Advancing MoE Efficiency: A Collaboration-Constrained Routing (C2R) Strategy for Better Expert Parallelism Design
Mohan Zhang, Pingzhi Li, Jie Peng, Mufan Qiu, Tianlong Chen
TL;DR
This work identifies load balance and cross-device communication as core bottlenecks in sparsely activated Mixture-of-Experts (MoE) models and introduces a collaboration-constrained routing (C2R) strategy. By profiling expert collaboration to form specialized groups and constraining routing to top collaborators, the approach reduces inter-device traffic and enables co-location of related experts, yielding consistent accuracy gains (average ~0.51% on LLaMA-MoE and ~0.33% on Qwen-MoE) and substantial wall-clock time savings (20–30% beyond MegaBlocks).
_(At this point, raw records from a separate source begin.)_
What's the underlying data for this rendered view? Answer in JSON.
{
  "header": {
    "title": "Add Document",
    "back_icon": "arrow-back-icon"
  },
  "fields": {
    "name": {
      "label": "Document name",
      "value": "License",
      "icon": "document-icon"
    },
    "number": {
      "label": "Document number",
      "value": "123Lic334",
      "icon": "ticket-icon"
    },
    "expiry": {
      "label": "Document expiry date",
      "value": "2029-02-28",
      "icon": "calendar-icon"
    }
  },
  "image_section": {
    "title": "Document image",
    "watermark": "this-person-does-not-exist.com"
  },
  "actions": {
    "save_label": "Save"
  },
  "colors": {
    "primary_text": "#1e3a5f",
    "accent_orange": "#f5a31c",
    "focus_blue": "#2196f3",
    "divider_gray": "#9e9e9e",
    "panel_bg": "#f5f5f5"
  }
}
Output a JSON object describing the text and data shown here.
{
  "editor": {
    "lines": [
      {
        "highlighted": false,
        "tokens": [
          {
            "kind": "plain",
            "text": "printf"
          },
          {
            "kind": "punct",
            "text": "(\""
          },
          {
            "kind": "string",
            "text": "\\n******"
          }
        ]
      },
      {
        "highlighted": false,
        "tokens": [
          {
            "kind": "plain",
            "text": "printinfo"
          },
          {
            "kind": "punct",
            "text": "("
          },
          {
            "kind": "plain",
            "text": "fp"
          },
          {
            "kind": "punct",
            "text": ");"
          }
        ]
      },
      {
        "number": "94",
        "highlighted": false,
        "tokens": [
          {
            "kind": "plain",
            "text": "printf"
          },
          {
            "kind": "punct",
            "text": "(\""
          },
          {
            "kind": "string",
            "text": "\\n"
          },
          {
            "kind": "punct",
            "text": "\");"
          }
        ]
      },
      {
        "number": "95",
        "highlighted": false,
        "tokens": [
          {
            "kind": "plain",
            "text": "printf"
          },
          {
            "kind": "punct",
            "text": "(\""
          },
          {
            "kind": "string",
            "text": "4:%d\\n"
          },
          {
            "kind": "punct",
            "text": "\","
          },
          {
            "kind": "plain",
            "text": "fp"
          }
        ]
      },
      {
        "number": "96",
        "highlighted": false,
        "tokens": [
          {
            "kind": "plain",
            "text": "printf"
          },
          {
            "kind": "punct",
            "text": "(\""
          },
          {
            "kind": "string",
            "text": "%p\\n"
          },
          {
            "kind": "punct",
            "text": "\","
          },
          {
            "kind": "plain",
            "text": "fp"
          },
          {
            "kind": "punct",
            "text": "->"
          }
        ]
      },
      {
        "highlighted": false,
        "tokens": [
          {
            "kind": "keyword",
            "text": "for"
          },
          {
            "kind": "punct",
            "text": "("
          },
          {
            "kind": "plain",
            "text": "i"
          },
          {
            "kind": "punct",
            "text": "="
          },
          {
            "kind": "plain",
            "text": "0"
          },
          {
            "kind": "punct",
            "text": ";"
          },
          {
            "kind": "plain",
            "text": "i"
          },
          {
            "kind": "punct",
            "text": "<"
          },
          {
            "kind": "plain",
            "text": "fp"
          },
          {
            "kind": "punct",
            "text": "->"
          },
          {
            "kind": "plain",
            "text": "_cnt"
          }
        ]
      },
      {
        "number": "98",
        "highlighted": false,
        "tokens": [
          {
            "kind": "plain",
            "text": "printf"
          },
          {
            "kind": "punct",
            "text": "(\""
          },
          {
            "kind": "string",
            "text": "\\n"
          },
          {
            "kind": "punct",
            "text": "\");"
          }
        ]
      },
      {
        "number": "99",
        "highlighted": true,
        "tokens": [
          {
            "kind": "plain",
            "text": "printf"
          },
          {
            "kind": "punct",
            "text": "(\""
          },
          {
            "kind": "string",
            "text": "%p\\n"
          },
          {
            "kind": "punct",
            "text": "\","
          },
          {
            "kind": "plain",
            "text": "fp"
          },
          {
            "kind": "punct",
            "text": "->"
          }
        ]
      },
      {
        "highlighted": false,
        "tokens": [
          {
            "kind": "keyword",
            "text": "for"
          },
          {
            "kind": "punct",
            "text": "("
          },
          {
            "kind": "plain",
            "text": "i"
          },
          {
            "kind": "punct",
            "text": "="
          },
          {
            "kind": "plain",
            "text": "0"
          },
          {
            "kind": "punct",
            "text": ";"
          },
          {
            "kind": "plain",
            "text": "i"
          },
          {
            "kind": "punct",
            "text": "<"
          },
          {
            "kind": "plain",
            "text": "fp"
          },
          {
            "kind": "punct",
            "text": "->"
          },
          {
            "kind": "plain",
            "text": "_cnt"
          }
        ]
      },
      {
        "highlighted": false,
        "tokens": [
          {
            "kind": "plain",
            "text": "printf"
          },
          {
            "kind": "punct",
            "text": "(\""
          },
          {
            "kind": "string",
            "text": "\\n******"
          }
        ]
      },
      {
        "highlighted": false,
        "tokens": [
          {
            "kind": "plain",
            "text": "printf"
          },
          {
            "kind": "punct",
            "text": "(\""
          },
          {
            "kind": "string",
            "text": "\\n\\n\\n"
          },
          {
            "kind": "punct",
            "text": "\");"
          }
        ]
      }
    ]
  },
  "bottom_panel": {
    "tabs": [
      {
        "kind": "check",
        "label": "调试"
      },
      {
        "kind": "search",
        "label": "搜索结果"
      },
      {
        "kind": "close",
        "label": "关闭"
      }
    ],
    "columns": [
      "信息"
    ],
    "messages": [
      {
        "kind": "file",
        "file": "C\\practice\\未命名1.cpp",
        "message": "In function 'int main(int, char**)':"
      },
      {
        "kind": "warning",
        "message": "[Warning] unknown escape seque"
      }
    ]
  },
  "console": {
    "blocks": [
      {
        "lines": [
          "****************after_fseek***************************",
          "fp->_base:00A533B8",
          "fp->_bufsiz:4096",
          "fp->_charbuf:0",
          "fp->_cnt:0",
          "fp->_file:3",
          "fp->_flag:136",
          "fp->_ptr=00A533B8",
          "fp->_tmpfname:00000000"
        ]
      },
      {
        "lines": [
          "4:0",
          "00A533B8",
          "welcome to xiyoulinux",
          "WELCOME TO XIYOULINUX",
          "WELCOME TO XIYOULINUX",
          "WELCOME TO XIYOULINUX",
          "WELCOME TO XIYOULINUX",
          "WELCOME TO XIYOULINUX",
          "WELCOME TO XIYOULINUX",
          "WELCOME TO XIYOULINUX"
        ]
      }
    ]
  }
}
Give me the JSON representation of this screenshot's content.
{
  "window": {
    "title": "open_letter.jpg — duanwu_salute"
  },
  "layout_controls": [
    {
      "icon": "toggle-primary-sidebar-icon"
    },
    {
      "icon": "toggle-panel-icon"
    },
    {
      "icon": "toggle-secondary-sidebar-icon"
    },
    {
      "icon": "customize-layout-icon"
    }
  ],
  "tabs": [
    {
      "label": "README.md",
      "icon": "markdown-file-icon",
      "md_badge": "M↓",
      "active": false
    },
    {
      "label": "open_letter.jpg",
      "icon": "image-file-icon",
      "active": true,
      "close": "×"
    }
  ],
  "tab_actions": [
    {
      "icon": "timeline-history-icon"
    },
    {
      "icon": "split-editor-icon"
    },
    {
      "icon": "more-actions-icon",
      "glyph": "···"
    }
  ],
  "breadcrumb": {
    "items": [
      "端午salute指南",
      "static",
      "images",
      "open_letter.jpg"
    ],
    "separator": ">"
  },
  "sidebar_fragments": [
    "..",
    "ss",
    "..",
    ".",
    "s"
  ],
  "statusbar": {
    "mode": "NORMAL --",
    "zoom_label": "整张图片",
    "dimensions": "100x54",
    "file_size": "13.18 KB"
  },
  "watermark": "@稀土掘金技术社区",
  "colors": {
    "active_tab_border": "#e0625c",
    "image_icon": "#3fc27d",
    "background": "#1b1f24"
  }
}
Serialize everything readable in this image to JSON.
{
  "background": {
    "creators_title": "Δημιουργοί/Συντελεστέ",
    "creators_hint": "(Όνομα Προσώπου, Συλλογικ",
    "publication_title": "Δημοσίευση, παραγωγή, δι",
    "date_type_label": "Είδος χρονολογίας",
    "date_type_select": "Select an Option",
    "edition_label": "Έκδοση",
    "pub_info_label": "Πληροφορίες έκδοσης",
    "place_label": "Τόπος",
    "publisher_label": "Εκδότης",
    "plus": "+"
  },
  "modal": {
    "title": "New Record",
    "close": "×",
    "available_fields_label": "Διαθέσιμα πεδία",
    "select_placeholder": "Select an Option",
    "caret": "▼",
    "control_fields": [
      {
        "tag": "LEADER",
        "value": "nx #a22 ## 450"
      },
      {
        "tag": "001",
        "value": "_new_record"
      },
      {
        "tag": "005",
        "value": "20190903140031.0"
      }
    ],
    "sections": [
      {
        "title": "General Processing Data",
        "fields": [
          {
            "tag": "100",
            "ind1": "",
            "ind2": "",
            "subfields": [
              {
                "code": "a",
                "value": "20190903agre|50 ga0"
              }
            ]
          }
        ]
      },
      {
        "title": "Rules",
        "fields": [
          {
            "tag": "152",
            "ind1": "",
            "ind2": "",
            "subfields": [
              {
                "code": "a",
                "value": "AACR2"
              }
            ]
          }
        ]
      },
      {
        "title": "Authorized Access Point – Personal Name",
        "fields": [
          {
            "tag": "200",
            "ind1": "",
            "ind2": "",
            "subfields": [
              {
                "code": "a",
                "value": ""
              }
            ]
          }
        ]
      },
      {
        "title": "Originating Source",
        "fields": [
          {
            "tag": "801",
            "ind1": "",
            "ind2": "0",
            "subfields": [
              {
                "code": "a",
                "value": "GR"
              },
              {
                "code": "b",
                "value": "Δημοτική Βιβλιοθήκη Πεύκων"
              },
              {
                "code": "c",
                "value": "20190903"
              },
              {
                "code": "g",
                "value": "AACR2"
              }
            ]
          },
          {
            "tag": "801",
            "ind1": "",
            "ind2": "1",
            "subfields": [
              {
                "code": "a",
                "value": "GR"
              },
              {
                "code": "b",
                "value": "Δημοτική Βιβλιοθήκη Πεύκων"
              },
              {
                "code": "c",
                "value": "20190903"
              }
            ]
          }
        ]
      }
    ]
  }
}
The paper also demonstrates a Pareto-optimal balance between collaboration and specialization via the hyperparameter Top-$T$, and analyzes expert collaboration patterns to justify the design. Overall, C2R offers a model-system co-design path that improves MoE efficiency while preserving or enhancing accuracy, enabling more scalable deployment of large transformer models.
Abstract
Mixture-of-Experts (MoE) has successfully scaled up models while maintaining nearly constant computing costs. By employing a gating network to route input tokens, it selectively activates a subset of expert networks to process the corresponding token embeddings. However, in practice, the efficiency of MoE is challenging to achieve due to two key reasons: imbalanced expert activation, which leads to substantial idle time during model or expert parallelism, and insufficient capacity utilization; massive communication overhead, induced by numerous expert routing combinations in expert parallelism at the system level. Previous works typically formulate it as the load imbalance issue characterized by the gating network favoring certain experts over others or attribute it to static execution which fails to adapt to the dynamic expert workload at runtime. In this paper, we exploit it from a brand new perspective, a higher-order view and analysis of MoE routing policies: expert collaboration and specialization where some experts tend to activate broadly with others (collaborative), while others are more likely to activate only with a specific subset of experts (specialized). Our experiments reveal that most experts tend to be overly collaborative, leading to increased communication overhead from repeatedly sending tokens to different accelerators. To this end, we propose a novel collaboration-constrained routing (C2R) strategy to encourage more specialized expert groups, as well as to improve expert utilization, and present an efficient implementation of MoE that further leverages expert specialization. We achieve an average performance improvement of 0.51% and 0.33% on LLaMA-MoE and Qwen-MoE respectively across ten downstream NLP benchmarks, and reduce the all2all communication costs between GPUs, bringing an extra 20%-30% total running time savings on top of the existing SoTA, i.e. MegaBlocks.